- Tomort Location within China

Highest point
- Elevation: 4,886 m (16,030 ft)
- Prominence: 3,243 m (10,640 ft) Ranked 70th
- Listing: Ultra
- Coordinates: 43°04′24″N 94°20′48″E﻿ / ﻿43.07333°N 94.34667°E

Geography
- Location: Xinjiang, China
- Parent range: Karlik Mountains, Tien Shan

Climbing
- First ascent: August 15, 2005, by Hiroyuki Katsuki and Koichiro Takahashi

= Tomort =

Mountain in Xinjiang, China

Tomort, or Tomurty (托木尔提峰 (托木爾提峰, Tuōmù'ěrtí Fēng)), is the highest peak in the Karlik Mountains, a far eastern subrange of the Tien Shan mountain range in Xinjiang, China. While not of great absolute elevation among Chinese peaks, it is well-separated from higher terrain, and hence is ranked 70th by topographic prominence.

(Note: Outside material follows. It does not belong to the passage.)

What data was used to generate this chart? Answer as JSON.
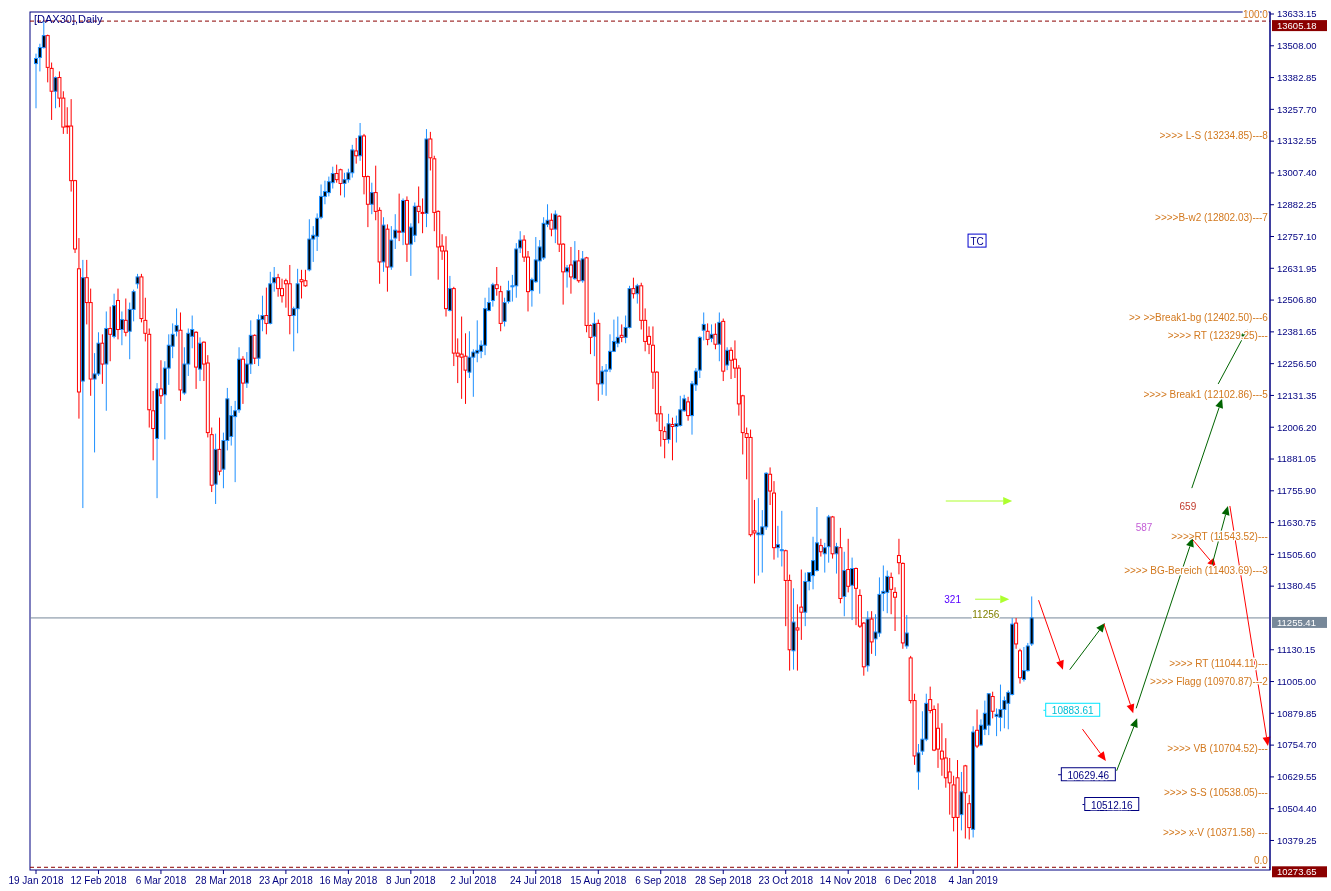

Tomort was reconnoitered or attempted in 1996, 1997, 2000, and 2004, by Chinese and Japanese parties. Its first, and to date only, ascent was in 2005, by a small group from the Alpine Club of the National Defense Academy of Japan, led by Isao Fukura. They described the summit as a "table-top ice-snow plateau, with glaciers several kilometers long descending on all sides," which was reached by "a crevassed glacier and a 50 degree snow/ice face."